Pub/sub is the main thing giving an edge to Meteor. No other open source framework has delivered pub/sub in such an elegant and usable form. Yes, devs should consider carefully where to use pub/sub. And yes, for most apps the majority of data should flow via methods and pub/sub should be used only where reactivity actually has real UX benefits. But at some point the often used phrase “just do not use pub/sub” has gotten old. Since we are dealing with Meteor projects here, it can be assumed that most projects do need it in one form or another.

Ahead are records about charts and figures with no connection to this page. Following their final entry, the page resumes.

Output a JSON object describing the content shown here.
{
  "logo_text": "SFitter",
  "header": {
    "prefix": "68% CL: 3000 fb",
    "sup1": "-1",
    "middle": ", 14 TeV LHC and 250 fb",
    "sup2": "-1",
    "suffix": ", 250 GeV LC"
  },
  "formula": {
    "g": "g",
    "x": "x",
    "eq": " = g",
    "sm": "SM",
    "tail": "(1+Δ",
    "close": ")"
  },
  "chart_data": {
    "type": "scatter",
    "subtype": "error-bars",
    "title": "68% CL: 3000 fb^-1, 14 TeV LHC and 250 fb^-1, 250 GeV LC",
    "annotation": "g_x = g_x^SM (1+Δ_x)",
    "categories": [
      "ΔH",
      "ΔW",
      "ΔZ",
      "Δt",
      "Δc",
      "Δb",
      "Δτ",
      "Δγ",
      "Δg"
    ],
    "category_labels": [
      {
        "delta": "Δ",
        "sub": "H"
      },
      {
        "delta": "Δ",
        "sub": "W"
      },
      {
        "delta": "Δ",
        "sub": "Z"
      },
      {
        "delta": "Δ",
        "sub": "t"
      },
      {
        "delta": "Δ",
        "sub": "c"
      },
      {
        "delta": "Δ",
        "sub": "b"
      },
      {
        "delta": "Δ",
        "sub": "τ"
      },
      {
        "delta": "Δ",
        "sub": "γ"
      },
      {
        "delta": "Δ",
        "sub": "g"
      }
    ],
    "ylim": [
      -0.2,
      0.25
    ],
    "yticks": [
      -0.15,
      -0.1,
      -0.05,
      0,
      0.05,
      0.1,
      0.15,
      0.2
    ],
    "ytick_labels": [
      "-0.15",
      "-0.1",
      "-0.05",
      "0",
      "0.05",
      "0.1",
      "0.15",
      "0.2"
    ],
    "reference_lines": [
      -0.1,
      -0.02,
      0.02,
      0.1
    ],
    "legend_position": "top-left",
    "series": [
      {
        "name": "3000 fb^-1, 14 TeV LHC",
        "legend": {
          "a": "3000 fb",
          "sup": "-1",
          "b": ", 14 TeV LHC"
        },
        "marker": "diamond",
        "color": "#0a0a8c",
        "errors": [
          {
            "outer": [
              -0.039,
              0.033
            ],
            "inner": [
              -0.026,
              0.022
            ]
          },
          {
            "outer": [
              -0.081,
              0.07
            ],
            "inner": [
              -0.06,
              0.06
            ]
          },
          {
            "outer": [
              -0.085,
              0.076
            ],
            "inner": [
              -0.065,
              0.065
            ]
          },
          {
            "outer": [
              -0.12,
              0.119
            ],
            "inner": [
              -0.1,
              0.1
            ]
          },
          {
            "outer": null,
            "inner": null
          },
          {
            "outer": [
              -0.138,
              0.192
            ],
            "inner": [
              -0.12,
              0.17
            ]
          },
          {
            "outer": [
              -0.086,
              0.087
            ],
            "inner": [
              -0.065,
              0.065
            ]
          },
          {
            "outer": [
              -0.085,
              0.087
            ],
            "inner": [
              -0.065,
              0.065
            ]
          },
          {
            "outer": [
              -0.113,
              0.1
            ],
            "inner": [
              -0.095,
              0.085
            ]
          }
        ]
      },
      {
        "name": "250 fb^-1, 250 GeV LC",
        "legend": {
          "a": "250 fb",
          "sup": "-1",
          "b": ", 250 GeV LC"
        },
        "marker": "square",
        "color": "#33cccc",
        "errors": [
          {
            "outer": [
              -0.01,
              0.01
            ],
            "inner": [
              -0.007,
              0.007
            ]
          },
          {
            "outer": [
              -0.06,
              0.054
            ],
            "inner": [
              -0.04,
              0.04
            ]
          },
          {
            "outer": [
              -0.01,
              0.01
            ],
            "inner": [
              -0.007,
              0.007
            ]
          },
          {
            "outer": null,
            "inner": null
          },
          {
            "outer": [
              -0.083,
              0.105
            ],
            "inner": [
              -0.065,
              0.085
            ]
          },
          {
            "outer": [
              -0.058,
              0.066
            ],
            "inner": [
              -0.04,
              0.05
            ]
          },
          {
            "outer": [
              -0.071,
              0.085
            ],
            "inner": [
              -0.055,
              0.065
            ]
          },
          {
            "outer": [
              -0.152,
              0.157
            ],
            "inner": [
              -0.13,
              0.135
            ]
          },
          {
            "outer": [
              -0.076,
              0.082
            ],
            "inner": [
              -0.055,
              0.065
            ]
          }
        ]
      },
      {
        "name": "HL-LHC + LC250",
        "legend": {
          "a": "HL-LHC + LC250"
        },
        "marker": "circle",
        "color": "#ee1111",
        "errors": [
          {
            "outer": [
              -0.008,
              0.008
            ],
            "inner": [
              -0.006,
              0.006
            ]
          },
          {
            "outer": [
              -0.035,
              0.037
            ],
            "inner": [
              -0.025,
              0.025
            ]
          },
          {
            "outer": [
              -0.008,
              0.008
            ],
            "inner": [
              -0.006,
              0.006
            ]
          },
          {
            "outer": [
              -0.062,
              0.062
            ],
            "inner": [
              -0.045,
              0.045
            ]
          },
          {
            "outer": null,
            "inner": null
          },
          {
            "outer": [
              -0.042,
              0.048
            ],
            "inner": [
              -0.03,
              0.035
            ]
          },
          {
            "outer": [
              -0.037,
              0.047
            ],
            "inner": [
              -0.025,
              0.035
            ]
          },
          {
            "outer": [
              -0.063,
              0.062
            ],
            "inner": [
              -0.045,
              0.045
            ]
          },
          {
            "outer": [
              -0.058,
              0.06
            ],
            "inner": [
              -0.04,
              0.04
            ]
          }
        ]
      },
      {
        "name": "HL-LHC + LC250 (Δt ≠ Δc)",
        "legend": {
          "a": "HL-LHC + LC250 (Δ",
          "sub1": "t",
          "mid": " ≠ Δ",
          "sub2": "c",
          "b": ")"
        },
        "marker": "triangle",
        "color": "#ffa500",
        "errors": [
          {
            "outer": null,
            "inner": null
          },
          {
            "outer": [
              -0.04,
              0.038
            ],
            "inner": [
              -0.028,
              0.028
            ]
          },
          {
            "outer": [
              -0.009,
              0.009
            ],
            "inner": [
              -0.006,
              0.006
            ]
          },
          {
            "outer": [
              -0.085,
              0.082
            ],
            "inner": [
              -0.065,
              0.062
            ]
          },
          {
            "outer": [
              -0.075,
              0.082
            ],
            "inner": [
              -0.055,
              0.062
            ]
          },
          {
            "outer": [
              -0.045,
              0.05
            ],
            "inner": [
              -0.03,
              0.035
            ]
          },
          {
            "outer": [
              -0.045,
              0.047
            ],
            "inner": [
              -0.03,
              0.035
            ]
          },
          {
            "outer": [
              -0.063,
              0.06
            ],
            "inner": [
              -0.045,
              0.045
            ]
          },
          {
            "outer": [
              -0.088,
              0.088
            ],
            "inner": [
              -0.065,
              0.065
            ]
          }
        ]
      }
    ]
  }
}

Since pub/sub is key to Meteor’s value versus other frameworks, it makes sense to consider options on how to solidify that advantage even further. Making use of redis-oplog seems like a good option to me.
The points you bring up are going OT hence I won’t respond much, just that pub/sub was never a reason for me to choose Meteor. The integration with MongoDb was surely one.
But like I wrote, not every Meteor app has the same needs.
We are relying on publish-composite for quite some pubs. And yes, we use it in a reactive manner. If it was removed, I would love to see tutorials on how to replace it.
To manage reactivity and consider related documents, I prefer peerlibrary/meteor-reactive-publish. Its code integration aligns easily with a standard publication by wrapping relevant sections with this.autorun . While reywood:publish-composite forces you to shape the publication distinctly, making the creation of generic and reusable utilities more difficult.
However, a drawback is that the library is no longer maintained, and its dependencies, along with being written in CoffeeScript. In the future, I might convert it to JavaScript, upgrade to version 3.0, and customize it to suit my specific requirements.
Anything with reactivity impacts badly on performance, so is better avoid or be wise on where to use it, above all if it requires tracking related documents. Having redis-oplog, or the recent changestream-to-redis solution are great for this. I love these packages and definitely I will still need them.